A television production company taped and completed a TV movie about astrophysics, with heavy emphasis on gravitational-wave physics, the Eötvös Gravity Research Group, and LIGO itself. The 42 minute full-HD program was first broadcasted on the 27th of August, 2010, on the Hungarian Public Television (Magyar Televízió, MTV 2).




Screenshot from the movie "Wavehunters/Hullámvadászok", with Zsolt Frei explaining the basics of gravitational-wave detection at the GEO600 detector site




Prof. Rainer Weiss, co-founder of LIGO, speaks about the unprecedented

sensitivity of LIGO detectors in the main hall of Eötvös University

(picture taken from the movie "Wavehunters/Hullámvadászok") 







Peter Raffai teaches a course for MSc students in the spring semesters at Loránd Eötvös University, Budapest, titled as "Gravitational-wave Astrophysics”. The class is taught in Hungarian, and gives an overview of gravitational-wave physics, hardware and software instrumentation at LIGO, and the basics of detector characterization and data analysis. Besides listening to lectures, participating MSc students prepare oral presentations or overview documents on selected topics, and are also required to take an oral exam. The website of the course (in Hungarian), including its syllabus is available HERE.

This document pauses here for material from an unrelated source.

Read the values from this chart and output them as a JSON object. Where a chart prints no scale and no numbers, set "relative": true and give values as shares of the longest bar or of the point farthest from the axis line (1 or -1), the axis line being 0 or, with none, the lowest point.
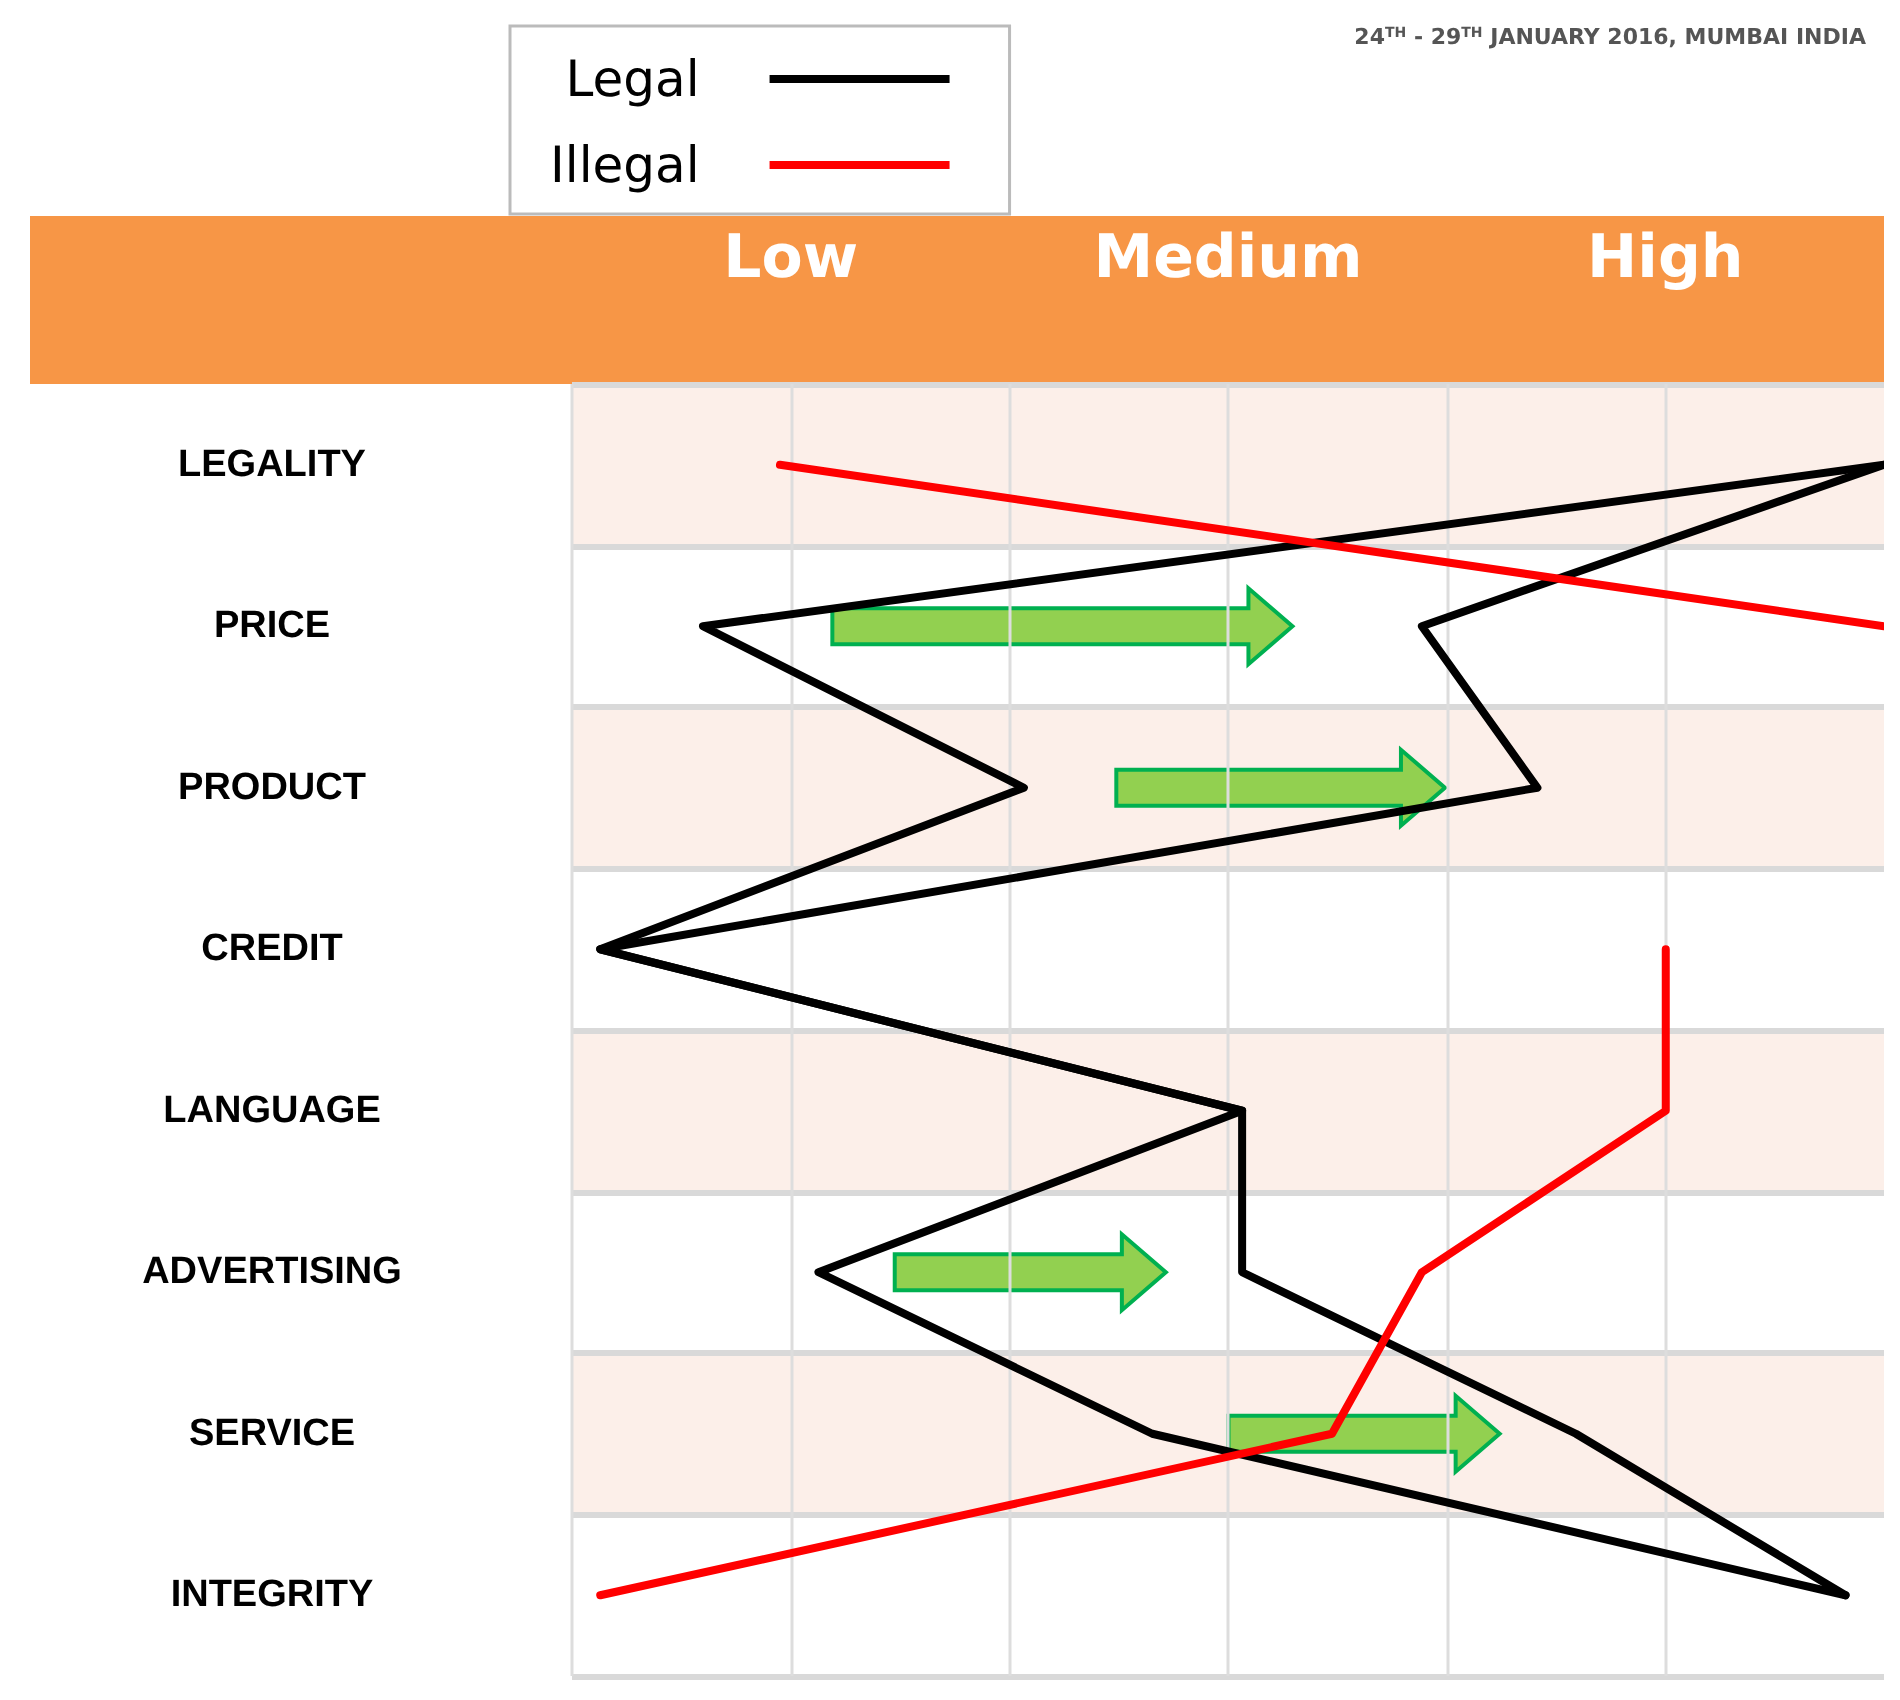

Peter Raffai is also responsible for an infrasound laboratory course held for environmental physicist students at Eötvös University. During the course students are familiarized with LIGO, infrasound, and the fundamentals of signal processing techniques. After the course students are expected to produce a report on the measurements they performed with our self-designed infrasound microphone. We provided a simple web page (in Hungarian) to facilitate the signal processing needed to complete the report. 


Zsolt Frei teaches two classes at Loránd Eötvös University, Budapest, titled “Extragalactic Astrophysics I and II”. The second semester includes 4 weeks of lectures about gravitational waves. Syllabus included (a) history and overview of observational proofs of General Relativity; (b) GR foundations of gravitational waves; (c) past (mass resonators), current (LIGO), and future (LISA) detectors; and (d) astrophysical sources of gravitational waves.